学生们都出去了,马依诺看着冯舰昭,立刻放下坚强的伪装,一副小鸟依人的可怜样子。
“走吧,马老师!吃点好的去!”冯舰昭调侃着。
说是好的,还是在食堂,只不过这次打的菜不那么难吃了,甚至有些可口。
“这学校也太偏了,公交没有到这的,打车七十。”冯舰昭月薪一万左右,但这种不靠父母的男人,为了攒钱娶媳妇,过得相当节省,每次去见马依诺都是坐公交车。
“他们学校每天有两班校车通到市中心,三块钱一位。我时间赶不上,早上来的时候校车首班还没开,晚上下课时末班车都停了。”
“你课讲得挺好啊!哈哈!”冯舰昭挺心疼马依诺的辛苦,但他知道表扬比慰问有效果。
“讨厌,你偷听我讲课,打扰我工作!”马依诺撒娇道。
“在门外听得不过瘾,我下午冒充学生在这听你讲课。”
“你还真是不好冒充,我只有几个学生。”马依诺怏怏地说。
“别不开心啊,哪怕只有有一个学生,你也是老师啊,不是谁都能当老师的。哈哈。”
下午,冯舰昭坐在教室的角落,看着马依诺在台上落落大方地用法律术语把各种学说理论娓娓道来,与平时在自己面前撒娇耍赖不讲理的形象完全相反,俨然一位律政俏佳人,自豪感油然而生。

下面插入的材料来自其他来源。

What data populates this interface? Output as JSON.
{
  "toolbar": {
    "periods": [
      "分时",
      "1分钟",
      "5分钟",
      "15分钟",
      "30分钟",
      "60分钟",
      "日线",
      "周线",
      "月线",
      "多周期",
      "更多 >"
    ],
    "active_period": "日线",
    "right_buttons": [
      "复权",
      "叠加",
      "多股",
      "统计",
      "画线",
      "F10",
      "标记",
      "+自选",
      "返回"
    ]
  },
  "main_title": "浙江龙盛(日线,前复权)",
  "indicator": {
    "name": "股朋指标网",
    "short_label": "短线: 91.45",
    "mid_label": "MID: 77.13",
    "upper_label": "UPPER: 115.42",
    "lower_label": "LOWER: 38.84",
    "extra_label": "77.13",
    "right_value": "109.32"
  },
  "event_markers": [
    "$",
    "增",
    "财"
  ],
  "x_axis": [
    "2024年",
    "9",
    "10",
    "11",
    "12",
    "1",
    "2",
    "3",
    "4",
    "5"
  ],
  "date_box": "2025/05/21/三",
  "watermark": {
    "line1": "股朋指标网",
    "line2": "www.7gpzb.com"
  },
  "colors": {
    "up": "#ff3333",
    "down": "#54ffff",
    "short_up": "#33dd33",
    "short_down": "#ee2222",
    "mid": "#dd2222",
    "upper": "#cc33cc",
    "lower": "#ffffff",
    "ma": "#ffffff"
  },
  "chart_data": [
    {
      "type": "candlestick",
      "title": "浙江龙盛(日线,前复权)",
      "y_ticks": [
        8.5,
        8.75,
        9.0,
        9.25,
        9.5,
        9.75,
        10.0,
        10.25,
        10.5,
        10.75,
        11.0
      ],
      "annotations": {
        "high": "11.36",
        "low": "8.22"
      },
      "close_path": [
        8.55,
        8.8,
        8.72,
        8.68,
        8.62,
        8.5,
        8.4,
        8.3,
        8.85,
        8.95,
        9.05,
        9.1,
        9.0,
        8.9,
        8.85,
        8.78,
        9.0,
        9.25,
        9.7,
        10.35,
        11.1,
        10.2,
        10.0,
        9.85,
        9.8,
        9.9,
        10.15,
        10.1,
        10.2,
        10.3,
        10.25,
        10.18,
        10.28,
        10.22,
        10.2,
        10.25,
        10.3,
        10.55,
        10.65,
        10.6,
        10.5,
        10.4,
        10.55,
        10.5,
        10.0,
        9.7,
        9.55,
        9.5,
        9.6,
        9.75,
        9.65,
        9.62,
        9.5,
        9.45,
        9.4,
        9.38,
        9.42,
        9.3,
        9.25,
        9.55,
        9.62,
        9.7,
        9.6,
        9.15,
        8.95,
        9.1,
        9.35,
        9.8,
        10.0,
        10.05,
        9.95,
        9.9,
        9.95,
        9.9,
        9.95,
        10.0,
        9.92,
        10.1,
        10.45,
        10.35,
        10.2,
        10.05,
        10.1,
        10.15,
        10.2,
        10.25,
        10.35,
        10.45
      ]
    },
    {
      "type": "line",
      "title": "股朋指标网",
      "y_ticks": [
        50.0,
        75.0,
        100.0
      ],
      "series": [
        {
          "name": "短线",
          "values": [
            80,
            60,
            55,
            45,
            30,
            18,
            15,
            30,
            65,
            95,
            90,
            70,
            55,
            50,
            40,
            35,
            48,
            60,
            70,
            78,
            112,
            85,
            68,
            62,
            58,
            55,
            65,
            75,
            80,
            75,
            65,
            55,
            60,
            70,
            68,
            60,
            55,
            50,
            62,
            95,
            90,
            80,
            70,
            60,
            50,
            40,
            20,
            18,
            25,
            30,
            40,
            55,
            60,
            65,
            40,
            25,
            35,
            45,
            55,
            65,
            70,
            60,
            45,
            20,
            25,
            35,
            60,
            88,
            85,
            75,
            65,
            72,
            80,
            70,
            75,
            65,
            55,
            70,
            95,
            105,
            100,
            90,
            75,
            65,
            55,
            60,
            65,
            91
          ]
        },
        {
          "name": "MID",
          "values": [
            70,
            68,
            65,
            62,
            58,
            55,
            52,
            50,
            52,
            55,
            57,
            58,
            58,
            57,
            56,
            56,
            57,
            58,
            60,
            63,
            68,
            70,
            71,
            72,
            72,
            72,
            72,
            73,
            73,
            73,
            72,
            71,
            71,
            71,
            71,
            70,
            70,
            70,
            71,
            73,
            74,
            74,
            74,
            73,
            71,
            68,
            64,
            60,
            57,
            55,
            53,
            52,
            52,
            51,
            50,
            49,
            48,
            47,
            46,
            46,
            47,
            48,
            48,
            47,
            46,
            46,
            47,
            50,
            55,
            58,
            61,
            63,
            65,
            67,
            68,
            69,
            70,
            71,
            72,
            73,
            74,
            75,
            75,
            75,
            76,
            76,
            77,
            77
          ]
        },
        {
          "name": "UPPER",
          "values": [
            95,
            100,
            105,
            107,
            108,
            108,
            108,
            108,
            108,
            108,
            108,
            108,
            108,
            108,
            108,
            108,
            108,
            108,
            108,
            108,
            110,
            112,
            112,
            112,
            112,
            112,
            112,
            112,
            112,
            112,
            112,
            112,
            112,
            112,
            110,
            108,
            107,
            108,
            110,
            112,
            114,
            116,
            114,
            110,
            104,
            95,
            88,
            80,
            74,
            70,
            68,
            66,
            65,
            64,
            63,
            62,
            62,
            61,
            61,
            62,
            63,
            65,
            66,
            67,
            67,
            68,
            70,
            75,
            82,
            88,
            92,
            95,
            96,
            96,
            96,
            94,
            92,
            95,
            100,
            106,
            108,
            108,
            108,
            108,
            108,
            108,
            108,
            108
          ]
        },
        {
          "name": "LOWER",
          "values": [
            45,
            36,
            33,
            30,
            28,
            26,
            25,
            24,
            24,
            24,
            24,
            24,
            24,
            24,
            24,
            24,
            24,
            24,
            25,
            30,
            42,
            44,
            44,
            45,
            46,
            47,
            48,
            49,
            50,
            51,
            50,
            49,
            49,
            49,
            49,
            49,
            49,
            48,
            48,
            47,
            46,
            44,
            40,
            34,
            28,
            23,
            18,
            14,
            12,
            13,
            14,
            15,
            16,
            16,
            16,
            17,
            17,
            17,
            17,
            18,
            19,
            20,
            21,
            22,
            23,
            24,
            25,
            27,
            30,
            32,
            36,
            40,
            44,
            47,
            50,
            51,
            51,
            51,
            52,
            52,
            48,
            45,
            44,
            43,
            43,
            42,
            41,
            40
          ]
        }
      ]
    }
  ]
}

第二个周六的傍晚,是市场规制法这次学程的最后一节课。按照第二学历办公室的指示,马依诺开始给学生们划重点,所谓重点,就是杨明给她的教材上面标记出来的部分,那是出题老师标记的出题范围。这一节课出勤率达到了百分之七十,另外百分之三十的人,打算照同学的书划,或者根本不去看书。
两个周末,赶场般的早出晚归和披星戴月,换来了一千二百块钱的课时费。马依诺满心欢喜,不仅仅是因为每天四百元要比批阅试卷赚得多,更是因为收获了一次当老师的经历。做过老师的人,便具备了当众演讲不怯场的能力,具备了把内容表述得条理清晰的能力,具备了察人入微的能力,至于这份能力练就到什么火候,思考到什么深度,就看个人的修为了。
马依诺坚信,每一个经历,都会成为梦想之途上面的一块铺路石。既然,现在还不知道自己的目标具体在哪里,那么,但洒汗水,莫问前程。